La famine imminente à Gaza
Selon les évaluations du Comité d’examen de la famine, l’organisme international de référence qui analyse les risques de famine, la bande de Gaza est désormais au bord de la famine. Le 27 février, de hauts responsables des Nations Unies ont averti le Conseil de sécurité de l'ONU que la famine était désormais imminente à Gaza. Si la famine s'installe, le nombre de Gazaouis qui meurent de faim ou de maladie pourrait dépasser le nombre déjà époustouflant de morts civiles dans la guerre Israël-Hamas. Il est encore possible de prévenir une famine. Mais la marge d’action se rétrécit rapidement. À moins que les combats ne cessent et qu’Israël ne mette fin aux tactiques de siège qui empêchent une opération de secours à grande échelle, les agences humanitaires seront incapables d’éviter une famine généralisée et le nombre de morts qui en découle.
À l’ère moderne, la famine est à la fois prévisible et évitable. Des analyses sophistiquées d’alerte précoce peuvent projeter le risque de famine avec une fiabilité qui rivalise avec les systèmes d’alerte précoce en cas d’ouragan. Lorsque ces prévisions indiquent une famine imminente, les organisations humanitaires disposent de stratégies éprouvées pour éviter les pires conséquences, notamment la livraison de produits alimentaires enrichis, le déploiement de thérapies innovantes et prêtes à l'emploi contre la malnutrition et le lancement d'interventions de santé publique éprouvées, toutes déployées. grâce à des réseaux logistiques de classe mondiale.

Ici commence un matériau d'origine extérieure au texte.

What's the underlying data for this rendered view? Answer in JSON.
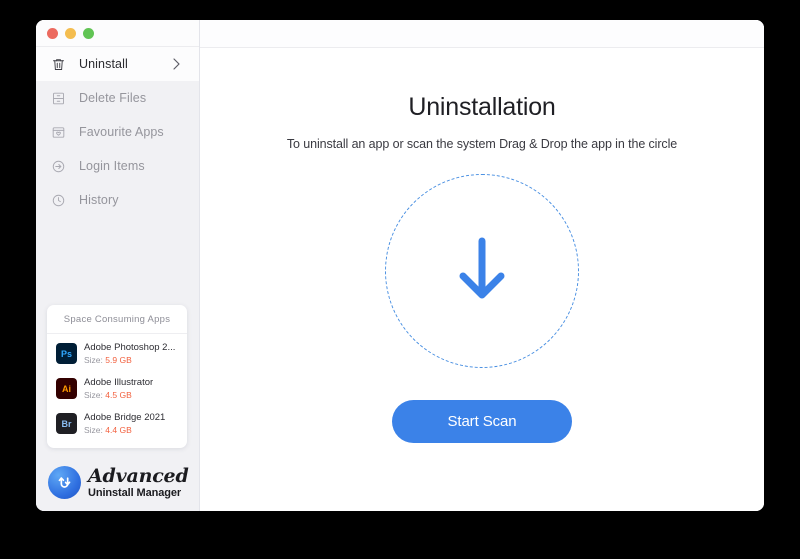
{
  "window": {
    "traffic_lights": [
      {
        "name": "close",
        "color": "#ec6a5f"
      },
      {
        "name": "minimize",
        "color": "#f4bd4f"
      },
      {
        "name": "zoom",
        "color": "#61c454"
      }
    ]
  },
  "sidebar": {
    "items": [
      {
        "label": "Uninstall",
        "icon": "trash-icon",
        "active": true,
        "chevron": true
      },
      {
        "label": "Delete Files",
        "icon": "drawer-icon",
        "active": false,
        "chevron": false
      },
      {
        "label": "Favourite Apps",
        "icon": "window-heart-icon",
        "active": false,
        "chevron": false
      },
      {
        "label": "Login Items",
        "icon": "login-arrow-icon",
        "active": false,
        "chevron": false
      },
      {
        "label": "History",
        "icon": "clock-icon",
        "active": false,
        "chevron": false
      }
    ],
    "space_card": {
      "title": "Space Consuming Apps",
      "size_label": "Size:",
      "apps": [
        {
          "name": "Adobe Photoshop 2...",
          "badge": "Ps",
          "size": "5.9 GB",
          "badge_bg": "#001e36",
          "badge_fg": "#31a8ff"
        },
        {
          "name": "Adobe Illustrator",
          "badge": "Ai",
          "size": "4.5 GB",
          "badge_bg": "#330000",
          "badge_fg": "#ff9a00"
        },
        {
          "name": "Adobe Bridge 2021",
          "badge": "Br",
          "size": "4.4 GB",
          "badge_bg": "#1f1f24",
          "badge_fg": "#8bbdf2"
        }
      ]
    },
    "brand": {
      "title": "Advanced",
      "subtitle": "Uninstall Manager",
      "mark_icon": "uninstall-manager-logo-icon"
    }
  },
  "main": {
    "title": "Uninstallation",
    "subtitle": "To uninstall an app or scan the system Drag & Drop the app in the circle",
    "dropzone": {
      "icon": "download-arrow-icon"
    },
    "start_scan_label": "Start Scan"
  },
  "colors": {
    "accent": "#3b82e8",
    "dashed_circle": "#4a90e2",
    "size_warning": "#f2613f",
    "sidebar_bg": "#f1f1f4",
    "window_bg": "#ffffff"
  }
}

Ces interventions ne réussissent toutefois que si les humanitaires disposent de l’espace et de la sécurité nécessaires pour faire leur travail. Et cela, à son tour, dépend de la politique. À l'heure actuelle, la conduite du gouvernement israélien en temps de guerre accélère la chute de Gaza vers une famine de masse et fait obstacle au déploiement des ressources nécessaires pour l'empêcher. Lors d’un incident emblématique d’un problème plus vaste, un convoi de secours de l’ONU clairement identifié, attendant à un point de contrôle militaire israélien, a été bombardé le 5 février par les forces navales israéliennes, alors qu’il avait préalablement autorisé le mouvement avec l’armée israélienne. En conséquence, l’ONU a été contrainte d’interrompre les livraisons de nourriture au nord de Gaza pendant des semaines.
Les agences humanitaires se voient refuser les ressources, l’accès et la sécurité dont elles ont besoin pour intensifier leurs efforts viables de prévention de la famine. Les installations des Nations Unies et des organisations non gouvernementales ont été touchées à plusieurs reprises lors des bombardements israéliens. Les inspections israéliennes empêchent régulièrement et arbitrairement l’arrivée des secours essentiels à Gaza. Une fois l’aide arrivée, les mouvements à l’intérieur de Gaza dépendent des autorisations du gouvernement israélien qui sont souvent refusées, et Israël n’a pas encore mis en place un processus fiable pour garantir que les opérateurs humanitaires ne soient pas pris pour cible par leurs forces.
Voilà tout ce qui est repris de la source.